The overhead adds up fast. A repository gets cloned from scratch the runner spins up a fresh environment dependencies are restored or downloaded again caches are unpacked and artifacts are moved between steps. By the time the actual build command runs, the pipeline may have already spent most of its life just preparing to do even do the job. This gets worse as systems grow. Repository history grows the dependency graphs get larger,
A good example is the team that says their build takes 12 minutes only to discover the compiler is responsible for maybe 90 seconds of that time. The rest is Git checkout, dependency installation, test bootstrapping, cache restore, and artifact handling. At that point, calling it “build time” is already misleading. It is really pipeline time.
Teams fall into this trap because the build step is the most visible part. It is easy to blame the compiler, the test runner or even Docker because those are the steps developers recognize immediately.

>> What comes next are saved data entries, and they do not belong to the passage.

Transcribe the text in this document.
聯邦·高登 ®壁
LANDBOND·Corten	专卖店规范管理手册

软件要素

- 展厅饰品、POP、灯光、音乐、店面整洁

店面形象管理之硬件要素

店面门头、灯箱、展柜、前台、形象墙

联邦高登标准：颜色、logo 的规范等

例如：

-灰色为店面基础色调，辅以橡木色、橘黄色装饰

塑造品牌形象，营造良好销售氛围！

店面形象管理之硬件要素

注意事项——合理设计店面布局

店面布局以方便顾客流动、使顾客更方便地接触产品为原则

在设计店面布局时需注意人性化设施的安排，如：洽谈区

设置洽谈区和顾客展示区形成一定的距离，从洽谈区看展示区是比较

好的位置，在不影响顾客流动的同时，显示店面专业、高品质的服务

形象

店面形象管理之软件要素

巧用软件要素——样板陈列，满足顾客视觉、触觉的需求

What is less obvious is how much time disappears into setup coordination, and data movement between those steps.
In many pipelines the biggest slowdowns come from boring infrastructure tasks rather than the build itself. Large repositories take longer to clone the more branches you have the slower your clone is. By default, git clone fetches all remote branches and their references. Git needs to negotiate, enumerate, and update every branch reference. full history checkouts move more data than most jobs actually need, and missing dependency caches force the pipeline to redownload the same packages every run. Why clone the entire repo when we are building a single branch? And why pull down the same packages every single run?
The uncomfortable truth is that many “slow builds” are not really build problems at all. They are workflow design problems. Once you start measuring each phase you often find the build is only a small slice of the total runtime while most of the bulk of the delay comes from repeated setup that nobody questioned because it had become normal.

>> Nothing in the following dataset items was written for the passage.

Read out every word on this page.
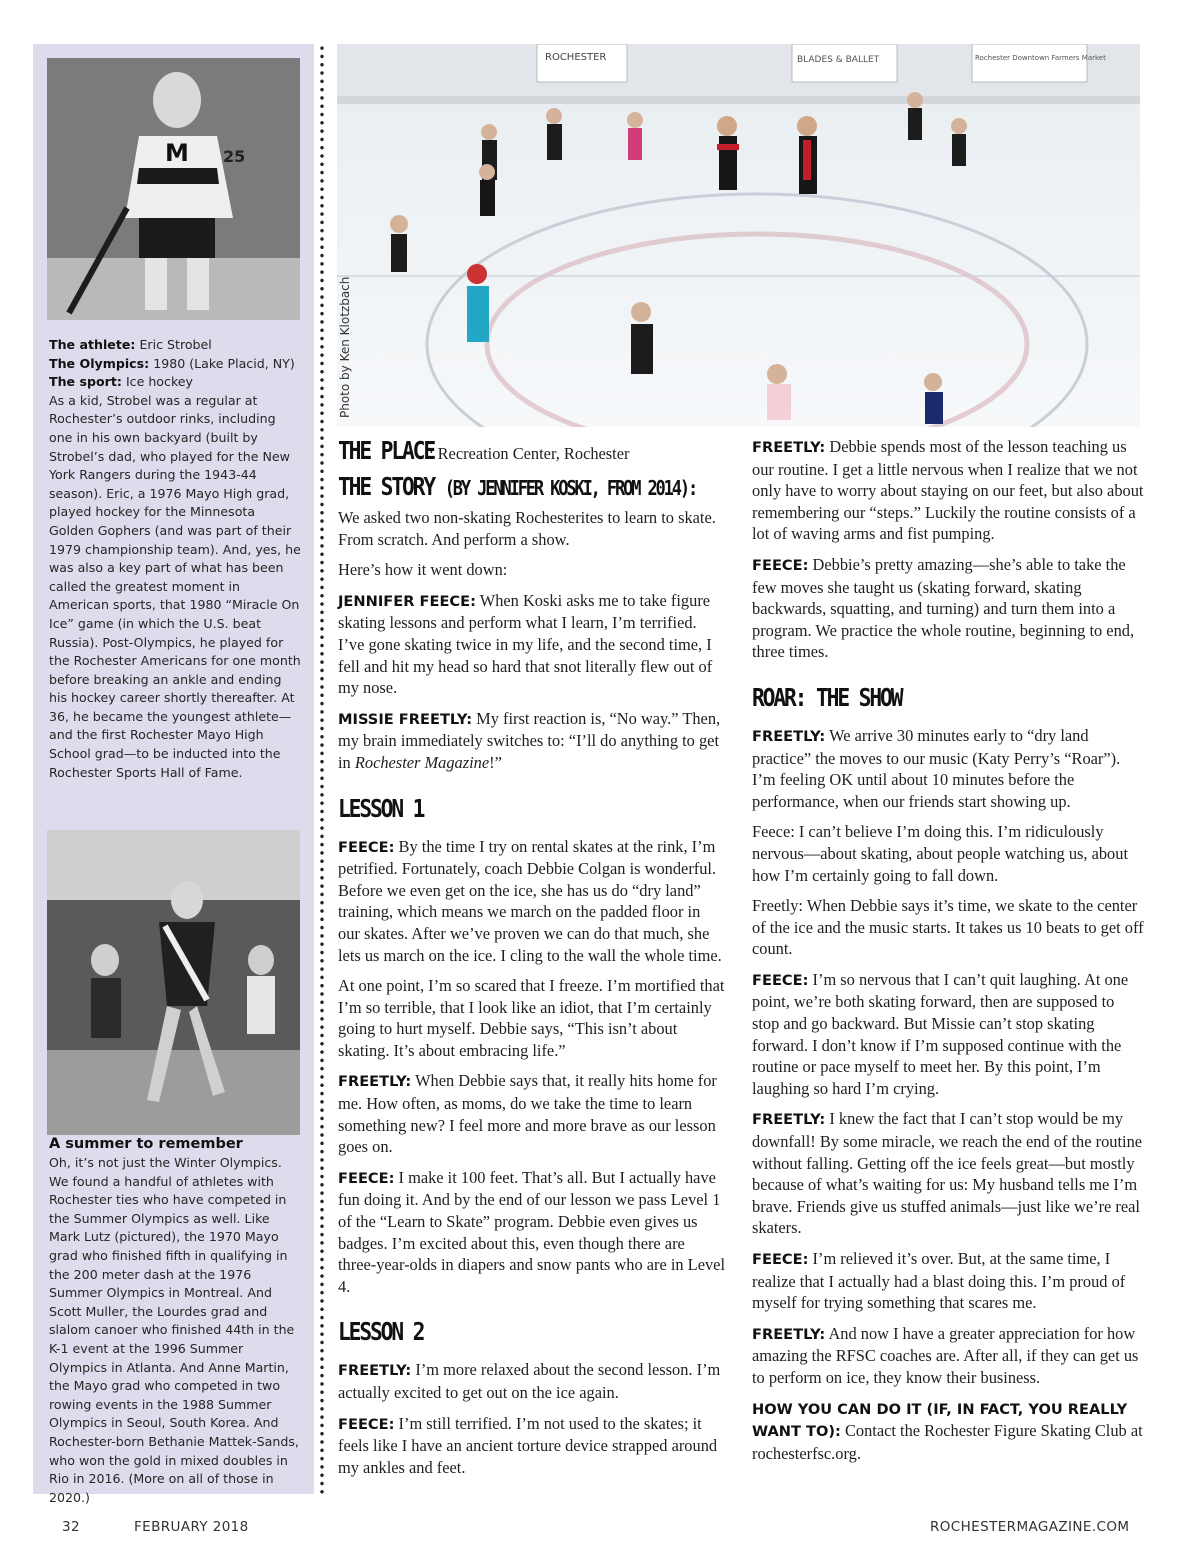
M 25
The athlete: Eric Strobel
The Olympics: 1980 (Lake Placid, NY)
The sport: Ice hockey
As a kid, Strobel was a regular at Rochester’s outdoor rinks, including one in his own backyard (built by Strobel’s dad, who played for the New York Rangers during the 1943-44 season). Eric, a 1976 Mayo High grad, played hockey for the Minnesota Golden Gophers (and was part of their 1979 championship team). And, yes, he was also a key part of what has been called the greatest moment in American sports, that 1980 “Miracle On Ice” game (in which the U.S. beat Russia). Post-Olympics, he played for the Rochester Americans for one month before breaking an ankle and ending his hockey career shortly thereafter. At 36, he became the youngest athlete—and the first Rochester Mayo High School grad—to be inducted into the Rochester Sports Hall of Fame.
A summer to remember
Oh, it’s not just the Winter Olympics. We found a handful of athletes with Rochester ties who have competed in the Summer Olympics as well. Like Mark Lutz (pictured), the 1970 Mayo grad who finished fifth in qualifying in the 200 meter dash at the 1976 Summer Olympics in Montreal. And Scott Muller, the Lourdes grad and slalom canoer who finished 44th in the K-1 event at the 1996 Summer Olympics in Atlanta. And Anne Martin, the Mayo grad who competed in two rowing events in the 1988 Summer Olympics in Seoul, South Korea. And Rochester-born Bethanie Mattek-Sands, who won the gold in mixed doubles in Rio in 2016. (More on all of those in 2020.)
ROCHESTER	BLADES & BALLET	Rochester Downtown Farmers Market
Photo by Ken Klotzbach
THE PLACE
: Recreation Center, Rochester
THE STORY (BY JENNIFER KOSKI, FROM 2014):

We asked two non-skating Rochesterites to learn to skate. From scratch. And perform a show.

Here’s how it went down:

JENNIFER FEECE: When Koski asks me to take figure skating lessons and perform what I learn, I’m terrified. I’ve gone skating twice in my life, and the second time, I fell and hit my head so hard that snot literally flew out of my nose.

MISSIE FREETLY: My first reaction is, “No way.” Then, my brain immediately switches to: “I’ll do anything to get in Rochester Magazine!”

LESSON 1

FEECE: By the time I try on rental skates at the rink, I’m petrified. Fortunately, coach Debbie Colgan is wonderful. Before we even get on the ice, she has us do “dry land” training, which means we march on the padded floor in our skates. After we’ve proven we can do that much, she lets us march on the ice. I cling to the wall the whole time.

At one point, I’m so scared that I freeze. I’m mortified that I’m so terrible, that I look like an idiot, that I’m certainly going to hurt myself. Debbie says, “This isn’t about skating. It’s about embracing life.”

FREETLY: When Debbie says that, it really hits home for me. How often, as moms, do we take the time to learn something new? I feel more and more brave as our lesson goes on.

FEECE: I make it 100 feet. That’s all. But I actually have fun doing it. And by the end of our lesson we pass Level 1 of the “Learn to Skate” program. Debbie even gives us badges. I’m excited about this, even though there are three-year-olds in diapers and snow pants who are in Level 4.

LESSON 2

FREETLY: I’m more relaxed about the second lesson. I’m actually excited to get out on the ice again.

FEECE: I’m still terrified. I’m not used to the skates; it feels like I have an ancient torture device strapped around my ankles and feet.

FREETLY: Debbie spends most of the lesson teaching us our routine. I get a little nervous when I realize that we not only have to worry about staying on our feet, but also about remembering our “steps.” Luckily the routine consists of a lot of waving arms and fist pumping.

FEECE: Debbie’s pretty amazing—she’s able to take the few moves she taught us (skating forward, skating backwards, squatting, and turning) and turn them into a program. We practice the whole routine, beginning to end, three times.

ROAR: THE SHOW

FREETLY: We arrive 30 minutes early to “dry land practice” the moves to our music (Katy Perry’s “Roar”). I’m feeling OK until about 10 minutes before the performance, when our friends start showing up.

Feece: I can’t believe I’m doing this. I’m ridiculously nervous—about skating, about people watching us, about how I’m certainly going to fall down.

Freetly: When Debbie says it’s time, we skate to the center of the ice and the music starts. It takes us 10 beats to get off count.

FEECE: I’m so nervous that I can’t quit laughing. At one point, we’re both skating forward, then are supposed to stop and go backward. But Missie can’t stop skating forward. I don’t know if I’m supposed continue with the routine or pace myself to meet her. By this point, I’m laughing so hard I’m crying.

FREETLY: I knew the fact that I can’t stop would be my downfall! By some miracle, we reach the end of the routine without falling. Getting off the ice feels great—but mostly because of what’s waiting for us: My husband tells me I’m brave. Friends give us stuffed animals—just like we’re real skaters.

FEECE: I’m relieved it’s over. But, at the same time, I realize that I actually had a blast doing this. I’m proud of myself for trying something that scares me.

FREETLY: And now I have a greater appreciation for how amazing the RFSC coaches are. After all, if they can get us to perform on ice, they know their business.

HOW YOU CAN DO IT (IF, IN FACT, YOU REALLY WANT TO): Contact the Rochester Figure Skating Club at rochesterfsc.org.

32	FEBRUARY 2018	ROCHESTERMAGAZINE.COM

The fix usually is not some magical compiler flag or a faster build server. It is stepping back taking a breather and redesigning the pipeline around what actually needs to happen. If a job only needs the current commit, do not fetch the world. If dependencies rarely change don’t reinstall them every single run. If multiple stages are passing the same files around ask yourself whether the pipeline is genuinely modular or just fragmented. A healthy pipeline is not the one with the most steps. It is the one that does the least amount of repeated work while still producing reliable results.
That means the first step in improving CI/CD is not optimization, it is visibility. Break the pipeline into phases and measure them independently:
- Checkout
- Environment startup
- Dependency restore
- Dependency install
- Build
- Test
- Packaging
- Artifact transfer
Once you see where the time is actually going the redesign becomes much easier. You stop arguing about whether “the build” is slow and start asking better questions, like why checkout takes two minutes, why caches miss so often, or why three separate jobs are all preparing the same environment.
Almost all pipelines are built for a team that no longer exists a codebase that no longer looks the same, and release habits that changed years ago. What started as a simple and sensible workflow slowly turns into a pile of extra stages, duplicated setup, oversized caches, and defensive steps nobody wants to remove. At some point, the pipeline stops reflecting how the system is built today and starts reflecting every historical compromise that was ever made.
Redesigning a pipeline means treating it like production infrastructure instead of a dusty script in the corner of the repository.
Ask yourself what each stage is really doing what inputs it actually needs and whether the same work is being repeated elsewhere. In many cases, the biggest gains come not from making a step faster, but from deleting a step entirely, collapsing duplicated jobs, or changing the order of work so failures happen earlier and expensive tasks happen later.
Sometimes the best option is to start again. Ask yourself what are the exact steps right now to package, build and deploy it? Don’t look at what is there and just move it around or adapt it. Sometimes the best option is to start from the beginning as I said earlier “Almost all pipelines are built for a team that no longer exists a codebase that no longer looks the same, and release habits that changed years ago.”
We often say “the build is slow” but in many CI/CD pipelines the actual build is only a fraction of the total runtime. The real delay usually comes from everything around it cloning repositories, spinning up runners, restoring caches, downloading dependencies, and moving artifacts between jobs.